Hi,
What would be the best representation of the point type?
So far, I have been using following for query:
(:[] 'point-column 0) (:[] 'point-column 1)
and this for update:
'point-column (:type (concatenate 'string (write-to-string x-coordinate) "," (write-to-string y-coordinate)) point)
It works, but seems a bit of a kludge.
And how about more complex data types that use points like these http://www.postgresql.org/docs/8.4/static/datatype-geometric.html ?
Hi Slobodan,
To make this kind of thing less awkward, your best bet is to define a reader and a writer for the type. You can find the details in the reference guide [1], but in short, you'd:
- Find a Lisp type you want to use for values of this type. In this case, I think (defstruct point x y) is a good candidate. - Figure out the OID of the point type -- I usually do this by adding (print type-id) somewhere in read-field-descriptions, and then querying a row that contains the type I'm interested in.

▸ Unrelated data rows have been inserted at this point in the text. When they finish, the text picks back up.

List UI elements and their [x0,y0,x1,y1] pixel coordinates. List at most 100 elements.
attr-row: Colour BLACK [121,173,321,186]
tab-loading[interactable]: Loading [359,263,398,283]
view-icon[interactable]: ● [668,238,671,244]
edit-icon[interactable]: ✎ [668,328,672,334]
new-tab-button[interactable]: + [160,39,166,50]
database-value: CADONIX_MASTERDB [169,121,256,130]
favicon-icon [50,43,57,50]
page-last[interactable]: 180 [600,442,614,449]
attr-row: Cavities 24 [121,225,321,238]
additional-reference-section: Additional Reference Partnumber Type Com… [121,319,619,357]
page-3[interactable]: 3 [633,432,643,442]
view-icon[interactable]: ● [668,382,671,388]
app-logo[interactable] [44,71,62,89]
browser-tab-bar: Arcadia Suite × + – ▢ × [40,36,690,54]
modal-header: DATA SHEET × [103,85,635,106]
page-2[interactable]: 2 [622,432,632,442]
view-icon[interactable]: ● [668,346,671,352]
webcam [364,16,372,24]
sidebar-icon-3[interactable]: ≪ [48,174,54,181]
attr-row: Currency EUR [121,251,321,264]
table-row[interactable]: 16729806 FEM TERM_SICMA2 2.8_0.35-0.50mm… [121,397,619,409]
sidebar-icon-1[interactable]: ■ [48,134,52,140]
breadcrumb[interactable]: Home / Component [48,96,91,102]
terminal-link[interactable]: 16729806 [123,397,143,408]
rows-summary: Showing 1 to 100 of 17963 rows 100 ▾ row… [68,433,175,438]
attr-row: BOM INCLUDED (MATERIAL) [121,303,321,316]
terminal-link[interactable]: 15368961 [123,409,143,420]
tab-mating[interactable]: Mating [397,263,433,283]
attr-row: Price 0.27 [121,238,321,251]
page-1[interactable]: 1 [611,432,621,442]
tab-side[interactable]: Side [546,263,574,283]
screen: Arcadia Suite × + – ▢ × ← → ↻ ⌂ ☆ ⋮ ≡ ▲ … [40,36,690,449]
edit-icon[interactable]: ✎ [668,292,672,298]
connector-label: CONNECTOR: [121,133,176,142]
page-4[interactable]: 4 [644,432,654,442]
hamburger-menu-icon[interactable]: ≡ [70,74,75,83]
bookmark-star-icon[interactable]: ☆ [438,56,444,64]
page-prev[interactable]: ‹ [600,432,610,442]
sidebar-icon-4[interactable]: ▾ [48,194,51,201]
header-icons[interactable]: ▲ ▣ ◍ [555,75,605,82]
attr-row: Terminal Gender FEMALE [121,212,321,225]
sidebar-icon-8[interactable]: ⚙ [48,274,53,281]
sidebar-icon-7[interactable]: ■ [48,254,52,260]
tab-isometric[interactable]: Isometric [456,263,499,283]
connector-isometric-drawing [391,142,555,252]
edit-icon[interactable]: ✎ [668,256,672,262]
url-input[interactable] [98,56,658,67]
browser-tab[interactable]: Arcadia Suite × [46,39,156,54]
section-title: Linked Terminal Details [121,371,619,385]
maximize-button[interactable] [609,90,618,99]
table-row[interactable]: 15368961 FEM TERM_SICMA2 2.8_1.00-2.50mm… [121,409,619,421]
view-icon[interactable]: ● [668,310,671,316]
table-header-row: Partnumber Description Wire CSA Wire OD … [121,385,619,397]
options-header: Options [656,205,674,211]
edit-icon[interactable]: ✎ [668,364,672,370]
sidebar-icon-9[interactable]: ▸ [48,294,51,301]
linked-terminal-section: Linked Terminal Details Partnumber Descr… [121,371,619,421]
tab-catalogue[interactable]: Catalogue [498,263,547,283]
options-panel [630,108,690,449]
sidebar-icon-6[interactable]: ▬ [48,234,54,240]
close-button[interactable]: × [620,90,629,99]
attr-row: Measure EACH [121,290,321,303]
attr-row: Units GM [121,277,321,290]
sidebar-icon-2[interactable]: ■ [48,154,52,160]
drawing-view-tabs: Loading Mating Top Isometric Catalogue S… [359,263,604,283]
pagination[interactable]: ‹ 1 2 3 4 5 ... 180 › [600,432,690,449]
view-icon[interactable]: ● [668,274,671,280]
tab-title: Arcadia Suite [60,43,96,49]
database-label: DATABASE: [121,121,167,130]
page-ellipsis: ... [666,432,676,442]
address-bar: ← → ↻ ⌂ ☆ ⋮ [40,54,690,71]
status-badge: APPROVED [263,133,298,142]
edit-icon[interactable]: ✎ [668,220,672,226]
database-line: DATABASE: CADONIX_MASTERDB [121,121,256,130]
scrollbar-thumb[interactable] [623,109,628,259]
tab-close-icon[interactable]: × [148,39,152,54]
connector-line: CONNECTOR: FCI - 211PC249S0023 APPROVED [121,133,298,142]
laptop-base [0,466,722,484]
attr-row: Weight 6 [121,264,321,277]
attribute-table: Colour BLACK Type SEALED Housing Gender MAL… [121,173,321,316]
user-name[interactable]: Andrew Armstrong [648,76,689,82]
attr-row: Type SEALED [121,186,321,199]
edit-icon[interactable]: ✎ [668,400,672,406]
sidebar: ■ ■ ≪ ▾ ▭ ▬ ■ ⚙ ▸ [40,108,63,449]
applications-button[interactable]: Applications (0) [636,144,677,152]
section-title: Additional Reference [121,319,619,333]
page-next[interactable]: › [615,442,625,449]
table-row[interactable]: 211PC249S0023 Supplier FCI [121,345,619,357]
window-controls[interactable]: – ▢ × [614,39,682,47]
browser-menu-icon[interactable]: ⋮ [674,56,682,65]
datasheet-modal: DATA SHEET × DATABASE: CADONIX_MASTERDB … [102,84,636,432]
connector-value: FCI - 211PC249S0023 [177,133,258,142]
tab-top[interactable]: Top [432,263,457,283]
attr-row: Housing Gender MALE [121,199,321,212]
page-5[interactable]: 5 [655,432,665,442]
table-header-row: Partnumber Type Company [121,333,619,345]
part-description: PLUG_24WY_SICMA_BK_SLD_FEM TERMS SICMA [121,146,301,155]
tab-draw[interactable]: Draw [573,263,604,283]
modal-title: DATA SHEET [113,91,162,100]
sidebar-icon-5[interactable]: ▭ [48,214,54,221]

Maybe there are better ways. - Use cl-postgres:set-sql-reader to associate this OID with a reader function that converts the string (or, if you want to be super-efficient, binary) representation of the type to a lisp value. - Specialize cl-postgres:to-sql-string on the point struct type, and have it output the Postgres-compatible string representation.
Let me know if you run into trouble.